Слез я с дерева и, рассказав своим негритятам о появившейся проблеме, быстренько свернул свой лагерь и пошёл вместе с ними посмотреть, кто это у нас такой одинокий, во мраке сидит? А не хочет ли он компанию?
Новой компании, как оказалось впоследствии, никто не хотел, ну да я их и не спрашивал. Во мне тоже была маленькая частичка татарской крови, и я посчитал за честь быть незваным на этот праздник дикой жизни. Дальше пошли сплошные банальности. Понаблюдав из-за деревьев, за суетившимися на небольшой поляне людьми, в количестве около пятидесяти человек, мы дождались, когда они улягутся спать.
Затем, сняв троих часовых отработанным способом, напали на весь лагерь с одними ножами и револьверами, успев перерезать во тьме половину отряда, пока оставшиеся в живых не очнулись от сна и не подняли переполох.
Вот тут и началась потеха, как зимой поход за орехом. Крики, выстрелы, сшибки, драки.
Он просто успел убить напавших на него двух воинов, а в моём револьвере закончились патроны, и нож остался в каком-то, заросшем по самые глаза, тщедушном бельгийце. А про кинжал я забыл. Пришлось главаря стукнуть кулаком по голове, отбив ему мозги и получив при этом ушиб пальцев.
Но, «вырубил» я месье Дюка классно, и наповал. Сначала подумал, что даже убил, но, когда он застонал, а наступило это довольно скоро, я удивился, а если я удивился, значит, решил оставить его в живых.
Надо же ещё с кем-нибудь общаться, ума-разума набираться, а то всё один и один, в этих джунглях. Мои пятеро негритят разговаривать не любят, Саид тоже, всё больше молчит. А эти белые, страсть, как говорливы, особенно тогда, когда жить хотят.
Я, правда, по-французски не понимаю, но, может, он успеет научить, пока не сдохнет, и то хлеб. Всё же развлечение, а чтобы не сбежал, мы ему ручки свяжем, и на ночь настойку давать будем, чтобы себя не помнил, либо парализованным лежал, чем не воспитательный процесс, это же чудо из чудес.
На третьи сутки, месье Дюк, поняв, что я умею разговаривать на русском, но понятия не имею, как разговаривать на французском, неведомым для меня образом, смог выучить несколько слов, к тому же, он ещё и африканские языки немного знал.
Этого объёма ему хватило для того, чтобы попросить меня больше не давать ему парализующей настойки, от которой он не спал всю ночь и с ужасом ожидал, когда придёт к нему смерть, в любом обличье.
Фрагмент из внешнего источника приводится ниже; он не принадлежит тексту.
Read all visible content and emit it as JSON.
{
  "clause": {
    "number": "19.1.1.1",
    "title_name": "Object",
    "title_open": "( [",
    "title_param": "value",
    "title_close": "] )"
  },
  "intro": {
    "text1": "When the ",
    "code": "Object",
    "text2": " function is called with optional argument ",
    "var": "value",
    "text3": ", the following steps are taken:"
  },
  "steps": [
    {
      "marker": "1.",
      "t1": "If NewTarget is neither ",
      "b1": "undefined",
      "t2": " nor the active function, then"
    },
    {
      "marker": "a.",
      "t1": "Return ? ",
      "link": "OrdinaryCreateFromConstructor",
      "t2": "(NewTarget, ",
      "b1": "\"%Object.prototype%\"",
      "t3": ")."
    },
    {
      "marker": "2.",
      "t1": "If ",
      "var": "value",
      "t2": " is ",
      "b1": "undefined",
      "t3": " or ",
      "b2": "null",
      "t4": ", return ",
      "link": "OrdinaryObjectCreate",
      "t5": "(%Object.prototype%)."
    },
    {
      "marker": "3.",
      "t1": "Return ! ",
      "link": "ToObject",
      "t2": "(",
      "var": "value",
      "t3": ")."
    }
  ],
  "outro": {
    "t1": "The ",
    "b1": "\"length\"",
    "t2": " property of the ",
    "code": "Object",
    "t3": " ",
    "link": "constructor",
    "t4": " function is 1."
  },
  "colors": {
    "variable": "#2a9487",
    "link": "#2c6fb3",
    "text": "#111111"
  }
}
Но наступало утро, а смерть не приходила, и всё начиналось сначала. Трое суток оказалось достаточно, чтобы сломить его волю. Но, на самом деле, он меня обманул, и на следующую же ночь попытался напасть на меня.
Повисев, для профилактики, пару часов вниз головой, а на ночь, приняв двойную дозу настойки, он исправился. Пить настойку он не хотел, но палочка из железного дерева смело вошла ему между зубов, и помогла раскрыть сосуд греха, в который я и влил «святую» воду.
Да, я по-всякому над ним издевался, после необоснованной попытки меня убить. Наконец, доведя его до крайней степени морального истощения, я предложил ему выбор, или он идёт со мною добровольно и поступает ко мне на службу, или, вот ему нож, и он может себя убить, или может идти на все четыре стороны.
Не дождавшись от него решения, я забрал своих людей и стал уходить. Муки выбора бродили по лицу старого уголовника и бывшего капрала. Поняв, что он не сможет переломить своего отношения к неграм, я вытащил револьвер и прервал его мучения, оставив тело лежать у корней могучего дерева. Так закончилась жизнь отважного наёмника и охотника за головами.
Не смог он себя переломить и выбрать то, что было, очевидно, спасительным для него, но каждый сам хозяин своему счастью, и нельзя отмахиваться от него, ради следования старым догмам. Отвернувшись от мёртвого тела, мы ушли под сень деревьев и вскоре растворились в дремучих джунглях, преодолевая милю за милей по девственному лесу, мы держали путь к городу Банги.